Unfortunately, it's not quite right for us I found the narrative more
distant than I prefer; I wished I got a more vivid sense of what Magna
wanted--her driving goal or desire--and what was at stake for her.
We appreciate your interest in our magazine. Please feel free to submit
_Beneath Ceaseless Skies_
Although this is a rejection letter, I do enjoy sending stories to them because they usually give some comment about what they thought was wrong with the story. I do agree, and it made me realize I forgot the characters.
I've had much more success with my earlier works than my more recent works. I've been wondering why, and I think I've come to a conclusion. In my earlier works, the writing wasn't perfect and the details were sparse, but the stories were focused on plot and characters.
As I learned more about writing, I began to focus on how to make the writing better, adding descriptions, flowery language with metaphors and similes aplenty. I focused on the writing in itself more than I did on the plot or characters. True, I felt the plot and characters, and I think the plots in themselves are pretty decent, but the characters suffered. In the attempt to show not tell, I ended up telling too much detail and showing very little when it came to the character's motivations, although I've been working on showing how a character feels without saying words like angry, sad, happy, etc. Somehow though, it distanced myself from my writing and from my characters, and it shows. I realize that now. I'm so focused on writing well from all I learned that I forgot that the story and characters are what truly matter. I can fix the rest in edits.

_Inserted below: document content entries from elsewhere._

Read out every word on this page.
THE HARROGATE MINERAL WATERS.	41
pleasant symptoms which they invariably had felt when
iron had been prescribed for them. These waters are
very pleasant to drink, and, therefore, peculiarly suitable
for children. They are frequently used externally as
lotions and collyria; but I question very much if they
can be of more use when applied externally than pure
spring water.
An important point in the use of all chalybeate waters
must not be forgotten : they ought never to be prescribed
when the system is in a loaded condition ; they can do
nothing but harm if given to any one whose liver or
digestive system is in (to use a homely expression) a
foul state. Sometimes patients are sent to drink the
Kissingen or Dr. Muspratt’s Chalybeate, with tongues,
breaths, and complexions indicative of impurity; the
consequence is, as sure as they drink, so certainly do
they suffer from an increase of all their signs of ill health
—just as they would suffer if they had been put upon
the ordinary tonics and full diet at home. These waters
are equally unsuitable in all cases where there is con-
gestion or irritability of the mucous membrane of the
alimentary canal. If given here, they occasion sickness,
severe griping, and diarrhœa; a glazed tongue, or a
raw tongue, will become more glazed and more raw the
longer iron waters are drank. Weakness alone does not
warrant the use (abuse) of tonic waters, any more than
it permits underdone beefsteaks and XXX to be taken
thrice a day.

So, I wrote a story that I feel is more about the characters and plot than pretty descriptions. I used what I have learned, kept it in mind as I wrote, but it was the characters that were central. This story is "A Mother's Gift," which is on the Raven and the Writing Desk blog. I had fun with that story, and it only took two days to write it at work, even though the story is around 6,000 words.
Every day in writing world is a new experience, and I've found that I learn something new from it all the time. Now, I just have to remember what I learned when I go to my next short story or novel. Write, write, write, and most importantly, don't forget the characters!